Review of True and False
[In the following review, Price outlines Mamet's main messages about acting in True and False.]
In David Mamet's True and False, the Pulitzer Prize-winning playwright and Oscar-nominated screenwriter reveals the unique perspective of how a playwright views the rehearsal and performance aspects of a text. In this book, Mamet offers an alternative to the standard “Method” acting approach.
Without specifically addressing his own plays, Mamet's scalding criticism of Stanislavski and the American “Method” can easily be read as a prescription for how this playwright intends his plays to be analyzed and performed—and how not to.
True and False consists of one hundred and twenty-seven pages divided into twenty-nine chapters; and, like his dialogue, Mamet's chapters are brief, hard-hitting, and poignant. Mamet assaults and insults the commonplace institution(s) of American acting, while delivering an (albeit limited) alternative for discovering artistic Truth in the “depraved carnival” of show business (50). The chapters, the longest being only eight pages, read as vignettes on acting, philosophy, and life, with titles such as: “The Rehearsal Process,” “A Generation That Would Like to Stay in School,” and “Eleven O'Clock Always Comes.” Although seemingly diverse topics, Mamet links philosophy and acting through the pursuit of Truth—on stage and in life. According to Mamet, one should live “To deny nothing, invent nothing—accept everything, and get on with it” (71).
In American popular culture and theatre, Mamet stands at the forefront of the contemporary canon of American dramatic literature. It is through this status that one must view his unabashed and overt “slaughter of the sacred cow” of American acting: The Method. Mamet criticizes conventional acting methodology in every chapter save four, referring to Stanislavski's theories as “hogwash” (12). The mainstays of The Method, “emotional memory” and “sense memory,” represent for Mamet the same futility as “teaching pilots to flap their arms while in the cockpit in order to increase the lift of the plane” (12). Throughout this text, I found the strongest quality to be the simple and direct style in which Mamet presents an alternative approach to acting. Mamet believes that if a play is designed well, the writing itself contains all that is needed. Say the words clearly and with intention, for layering emotion on the words dilutes the strength and clarity, and creates “funny voices” or false emotions. Mamet's advice to the actor is as direct as his dialogue. His tearing down of mainstream acting theory constitutes, for many, the subtitle's “heresy”; however, “common sense for the actor implies that a mother does not concern herself with her emotions when trying to save her child, she reacts.” He emphasizes instinct and action, not preparation and emotion. Mamet, in general, reduces a complex art form to simple directives, perhaps too general and overly simple.

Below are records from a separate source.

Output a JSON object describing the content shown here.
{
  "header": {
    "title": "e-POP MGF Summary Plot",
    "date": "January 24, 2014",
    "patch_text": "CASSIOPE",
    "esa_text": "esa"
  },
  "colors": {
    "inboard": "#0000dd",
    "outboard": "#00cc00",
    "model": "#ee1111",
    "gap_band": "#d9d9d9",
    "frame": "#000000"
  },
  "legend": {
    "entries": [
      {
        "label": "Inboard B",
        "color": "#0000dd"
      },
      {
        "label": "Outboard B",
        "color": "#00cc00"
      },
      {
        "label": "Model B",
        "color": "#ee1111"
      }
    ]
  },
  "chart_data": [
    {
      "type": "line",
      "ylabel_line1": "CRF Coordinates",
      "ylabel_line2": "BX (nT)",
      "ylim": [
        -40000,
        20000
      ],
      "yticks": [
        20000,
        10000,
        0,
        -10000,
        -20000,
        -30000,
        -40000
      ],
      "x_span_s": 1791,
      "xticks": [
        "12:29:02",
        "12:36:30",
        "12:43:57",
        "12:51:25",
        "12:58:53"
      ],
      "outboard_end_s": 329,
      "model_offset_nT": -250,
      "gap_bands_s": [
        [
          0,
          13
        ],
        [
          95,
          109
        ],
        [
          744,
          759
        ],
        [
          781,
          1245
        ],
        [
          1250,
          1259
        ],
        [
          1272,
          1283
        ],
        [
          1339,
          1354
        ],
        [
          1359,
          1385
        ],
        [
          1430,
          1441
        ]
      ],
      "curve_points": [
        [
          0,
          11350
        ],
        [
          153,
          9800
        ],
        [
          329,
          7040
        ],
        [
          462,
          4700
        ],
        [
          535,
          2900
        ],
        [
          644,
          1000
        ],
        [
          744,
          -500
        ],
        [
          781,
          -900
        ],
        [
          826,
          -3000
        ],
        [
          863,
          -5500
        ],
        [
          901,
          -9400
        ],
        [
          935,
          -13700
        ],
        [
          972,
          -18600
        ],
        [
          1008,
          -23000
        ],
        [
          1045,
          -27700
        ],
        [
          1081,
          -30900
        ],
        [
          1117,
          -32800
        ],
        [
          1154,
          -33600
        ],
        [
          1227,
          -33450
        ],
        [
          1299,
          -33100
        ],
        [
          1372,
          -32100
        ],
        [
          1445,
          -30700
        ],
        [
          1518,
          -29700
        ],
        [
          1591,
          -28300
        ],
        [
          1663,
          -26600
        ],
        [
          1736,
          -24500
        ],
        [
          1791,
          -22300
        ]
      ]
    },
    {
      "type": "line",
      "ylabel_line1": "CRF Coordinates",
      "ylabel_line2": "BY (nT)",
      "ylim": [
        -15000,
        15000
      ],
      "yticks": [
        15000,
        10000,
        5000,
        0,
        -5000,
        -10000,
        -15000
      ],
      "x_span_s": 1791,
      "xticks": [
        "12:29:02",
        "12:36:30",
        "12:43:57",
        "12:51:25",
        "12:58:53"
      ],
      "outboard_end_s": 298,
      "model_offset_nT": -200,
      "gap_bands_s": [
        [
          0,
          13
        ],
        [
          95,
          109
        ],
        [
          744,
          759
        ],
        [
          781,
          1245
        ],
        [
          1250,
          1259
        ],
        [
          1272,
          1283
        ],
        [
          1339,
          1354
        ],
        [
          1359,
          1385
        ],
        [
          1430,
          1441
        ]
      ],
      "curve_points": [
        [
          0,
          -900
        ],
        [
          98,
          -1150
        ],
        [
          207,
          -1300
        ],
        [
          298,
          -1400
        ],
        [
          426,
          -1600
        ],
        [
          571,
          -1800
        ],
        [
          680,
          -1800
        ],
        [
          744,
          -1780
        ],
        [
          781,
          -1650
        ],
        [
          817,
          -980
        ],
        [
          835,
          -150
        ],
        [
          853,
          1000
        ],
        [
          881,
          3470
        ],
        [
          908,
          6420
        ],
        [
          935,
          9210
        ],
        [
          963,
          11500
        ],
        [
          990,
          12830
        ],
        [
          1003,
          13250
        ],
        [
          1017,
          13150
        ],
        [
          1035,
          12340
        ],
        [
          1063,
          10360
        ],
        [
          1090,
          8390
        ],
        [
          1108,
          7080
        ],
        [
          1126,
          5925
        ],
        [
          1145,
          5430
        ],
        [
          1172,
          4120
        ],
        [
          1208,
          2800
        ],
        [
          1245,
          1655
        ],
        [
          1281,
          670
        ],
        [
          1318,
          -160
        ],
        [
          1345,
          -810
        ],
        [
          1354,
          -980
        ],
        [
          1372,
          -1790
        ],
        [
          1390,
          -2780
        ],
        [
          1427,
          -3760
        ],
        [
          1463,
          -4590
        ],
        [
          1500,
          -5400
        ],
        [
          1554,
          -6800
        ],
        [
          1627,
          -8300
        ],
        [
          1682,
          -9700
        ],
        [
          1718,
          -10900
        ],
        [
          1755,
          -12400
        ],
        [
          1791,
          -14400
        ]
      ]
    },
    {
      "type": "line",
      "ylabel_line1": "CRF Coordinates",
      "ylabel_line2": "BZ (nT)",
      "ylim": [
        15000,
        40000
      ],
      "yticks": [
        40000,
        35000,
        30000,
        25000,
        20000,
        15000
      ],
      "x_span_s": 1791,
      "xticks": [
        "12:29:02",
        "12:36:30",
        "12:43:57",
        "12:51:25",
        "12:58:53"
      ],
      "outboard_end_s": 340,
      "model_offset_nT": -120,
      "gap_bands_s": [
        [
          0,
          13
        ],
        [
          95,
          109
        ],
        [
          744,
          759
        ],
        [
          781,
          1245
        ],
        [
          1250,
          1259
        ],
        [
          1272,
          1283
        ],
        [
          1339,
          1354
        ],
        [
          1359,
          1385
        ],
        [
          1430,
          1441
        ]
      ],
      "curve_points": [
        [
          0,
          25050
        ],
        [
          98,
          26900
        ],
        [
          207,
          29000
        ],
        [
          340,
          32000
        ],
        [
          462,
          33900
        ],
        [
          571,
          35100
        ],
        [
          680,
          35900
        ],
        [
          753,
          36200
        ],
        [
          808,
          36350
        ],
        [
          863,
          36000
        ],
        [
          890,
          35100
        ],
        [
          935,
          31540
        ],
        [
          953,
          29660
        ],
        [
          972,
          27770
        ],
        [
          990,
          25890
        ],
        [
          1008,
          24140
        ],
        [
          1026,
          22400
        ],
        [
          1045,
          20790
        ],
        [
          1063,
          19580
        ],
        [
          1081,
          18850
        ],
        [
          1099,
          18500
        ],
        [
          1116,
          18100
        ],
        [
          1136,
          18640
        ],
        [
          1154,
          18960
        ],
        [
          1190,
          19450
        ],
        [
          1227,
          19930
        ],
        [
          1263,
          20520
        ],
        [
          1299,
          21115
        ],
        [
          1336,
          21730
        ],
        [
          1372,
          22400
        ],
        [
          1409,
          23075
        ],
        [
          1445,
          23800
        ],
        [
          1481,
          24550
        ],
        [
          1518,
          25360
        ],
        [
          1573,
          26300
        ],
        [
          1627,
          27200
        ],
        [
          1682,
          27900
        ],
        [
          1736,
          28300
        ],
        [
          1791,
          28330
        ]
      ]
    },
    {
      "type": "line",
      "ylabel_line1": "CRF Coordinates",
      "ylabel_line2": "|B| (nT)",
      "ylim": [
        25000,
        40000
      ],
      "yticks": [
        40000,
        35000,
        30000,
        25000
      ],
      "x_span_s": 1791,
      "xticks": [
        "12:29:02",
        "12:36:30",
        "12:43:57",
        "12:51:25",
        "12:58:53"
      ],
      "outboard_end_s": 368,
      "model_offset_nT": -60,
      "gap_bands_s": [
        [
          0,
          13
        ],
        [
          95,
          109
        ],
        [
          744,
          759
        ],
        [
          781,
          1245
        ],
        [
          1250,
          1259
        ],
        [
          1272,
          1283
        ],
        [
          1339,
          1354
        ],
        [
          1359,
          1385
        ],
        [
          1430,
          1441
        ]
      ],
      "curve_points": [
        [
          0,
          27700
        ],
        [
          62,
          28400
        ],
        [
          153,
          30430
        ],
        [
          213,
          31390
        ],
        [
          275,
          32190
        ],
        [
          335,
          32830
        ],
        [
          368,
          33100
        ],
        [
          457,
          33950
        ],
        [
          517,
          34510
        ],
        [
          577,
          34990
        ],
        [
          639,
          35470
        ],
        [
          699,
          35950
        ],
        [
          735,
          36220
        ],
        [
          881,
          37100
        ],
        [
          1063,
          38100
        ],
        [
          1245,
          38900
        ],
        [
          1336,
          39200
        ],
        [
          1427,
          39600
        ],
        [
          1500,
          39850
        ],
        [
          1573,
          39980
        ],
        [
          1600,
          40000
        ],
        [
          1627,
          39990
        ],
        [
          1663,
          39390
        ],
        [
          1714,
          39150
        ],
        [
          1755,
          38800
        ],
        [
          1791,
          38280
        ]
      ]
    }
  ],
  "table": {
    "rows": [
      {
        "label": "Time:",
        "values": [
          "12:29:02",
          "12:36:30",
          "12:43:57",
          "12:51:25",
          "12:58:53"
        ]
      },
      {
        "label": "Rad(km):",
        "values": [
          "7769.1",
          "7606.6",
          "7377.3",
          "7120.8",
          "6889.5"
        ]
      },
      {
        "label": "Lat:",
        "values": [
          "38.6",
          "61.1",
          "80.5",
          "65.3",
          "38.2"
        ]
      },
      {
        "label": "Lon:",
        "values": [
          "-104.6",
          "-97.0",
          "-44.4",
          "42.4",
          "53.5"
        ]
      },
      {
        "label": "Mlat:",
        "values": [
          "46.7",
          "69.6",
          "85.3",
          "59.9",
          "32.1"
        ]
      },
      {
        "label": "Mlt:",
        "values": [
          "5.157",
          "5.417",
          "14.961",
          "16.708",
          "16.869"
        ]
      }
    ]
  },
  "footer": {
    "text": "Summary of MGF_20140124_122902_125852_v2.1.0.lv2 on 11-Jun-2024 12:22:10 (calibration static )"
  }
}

Ironically, the strength and confidence that exudes from his attack on The Method may also be the weakest and most contradictory sections of this text. While denouncing Stanislavski, he encourages the use of imagination, action (pursuing an objective), and “acting ‘as if’”—all of which are pure Stanislavskian elements of acting. Moreover, Mamet's theories also resemble Sanford Meisner's acting techniques, yet Meisner's name is notably absent from Mamet's text.
Mamet's approach holds immense promise for the playwrights of popular culture, like himself, Pinter, and Shepard. True and False stands as a guide, allowing us “to lift up the hood, as it were, and look at the wiring” (90) of the dramatic mechanisms of David Mamet. But what of Shakespeare? The Greeks? Molière? How can an actor who isn't familiar with verse concern herself with objectives when she doesn't understand the language?
Mamet's approach is specific to his plays and those of similar style and language, the way in which he wrote his plays to be performed. To this end, True and False represents a significant contribution to acting theory and popular culture.